Interview Midi Libre Adrien Boudet – jeudi 19 janvier 2023
Dans vos voeux, vous avez cité une récente étude de l’Insee qui place Nîmes parmi les 10 villes les plus « ségréguées » de France. Qu’est-ce que cela signifie ?
C’est avant tout la question de la mixité sociale, permettant de faire société dans la ville, qui est en jeu. Nîmes fait partie des dix villes de France où la séparation riches/pauvres est la plus forte. C’est le signal d’une ville qui ne va pas « ensemble ». Traditionnellement, il y a toujours eu de grands quartiers populaires, périphériques ou centraux, et des quartiers bourgeois. Mais la part des logements sociaux dans la ville est passée sous la barre des 25 %. Beaucoup de gens ont désormais des difficultés à se loger et finissent par quitter la ville, alors que de l’autre côté, il y a des programmes immobiliers de standing qui se développent.
Craignez-vous une gentrification de certaines zones ?
Je pense qu’on essaie de faire partir des catégories de la ville, même si ce n’est pas dit. Il y a en effet, par exemple, un risque de gentrification du quartier de la Placette, avec à proximité des hôtels de luxe, le palais des congrès. En vérité, ça ne réduit pas le problème de la pauvreté, ça chasse les pauvres…
Il y a tout de même des programmes importants de réhabilitation de certains quartiers prioritaires…
Oui bien sûr ! Mais on tarde à avoir des résultats. Après il y a aussi des opérations très mineures habitat/logement sur Richelieu… Être une ville populaire, ce n’est pas un gros mot, ce n’est pas honteux.
Vous insistez aussi sur le prix des transferts. Vous souhaitez aller vers la gratuité ?
Oui, on pense à ça depuis la dernière campagne… L’objectif, c’est bien de baisser la circulation automobile. Il faut convaincre qu’utiliser le transport en commun, c’est pratique. Mais il faut aussi se poser la question de la fréquence des lignes de transport, de l’étendue des plages horaires, etc.
En terme d’environnement, vous avez insisté dans vos voeux sur la nécessité de « renaturer », végétaliser l’espace urbain. On part de loin ?
Oui ! De très loin ! Avec des logiciels très anciens de l’équipe municipale. L’un des grands risques aujourd’hui, c’est que la ville devienne invivable à cause de la chaleur. La forêt des enfants à Courbessac, c’est bien, mais rafraîchir un aérodrome ça n’a aucune espèce d’utilité ! Et à côté, on n’arrête pas de densifier le centre-ville, les petites maisons avec jardin sont rachetées par des promoteurs immobiliers pour faire des programmes…

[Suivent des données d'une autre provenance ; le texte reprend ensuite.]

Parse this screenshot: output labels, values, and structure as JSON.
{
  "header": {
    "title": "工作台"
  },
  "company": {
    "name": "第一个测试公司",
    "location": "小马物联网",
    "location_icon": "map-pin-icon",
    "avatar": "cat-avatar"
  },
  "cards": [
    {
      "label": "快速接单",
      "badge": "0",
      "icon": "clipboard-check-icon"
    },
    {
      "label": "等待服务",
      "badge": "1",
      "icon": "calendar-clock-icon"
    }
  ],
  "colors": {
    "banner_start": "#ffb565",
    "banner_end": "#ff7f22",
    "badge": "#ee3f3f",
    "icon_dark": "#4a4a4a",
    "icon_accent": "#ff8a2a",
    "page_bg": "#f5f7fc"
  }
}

Parlons culture : que révèle selon vous la polémique du délabrement du conservatoire ?
Aujourd’hui, cette situation n’est plus possible. On ne peut plus dire qu’elle n’existe pas. Au-delà, on peut s’interroger. Est-ce que la destination des Carmes est adaptée pour le futur conservatoire qui a chuté de 1200 à 1000 élèves, si on veut à nouveau le développer ? Est-ce que ce n’est pas trop contraint ? Le conservatoire, c’est comme l’école des beaux arts, qui est délaissée. Ou l’Hôtel Séguier : que va-t-il devenir ?On n’entretient pas notre patrimoine culturel et, à côté, on est sur une logique d’événementiel qu’on délègue à des sociétés privées : salon de la biographie, Journées romaines…
On imagine que vous serez dans le cortège contre la réforme des retraites ce jeudi. Un moment important pour la gauche ?
Il y a une réforme technique et, au-delà, il y a un choix de société sur ce qui est le travail prescrit et le travail choisi. Et puis ce que l’on souhaite, c’est reposer la question du partage des richesses. On voit, dans les rapports d’Oxfam, que les inégalités continuent de se creuser. Il nous faut prendre l’offensive pour dire qu’on peut faire autrement, un peu comme au niveau local. Après 20 ans de mandature Fournier, la première difficulté à passer, c’est de dire qu’il n’y a pas de fatalité, qu’on peut faire différemment.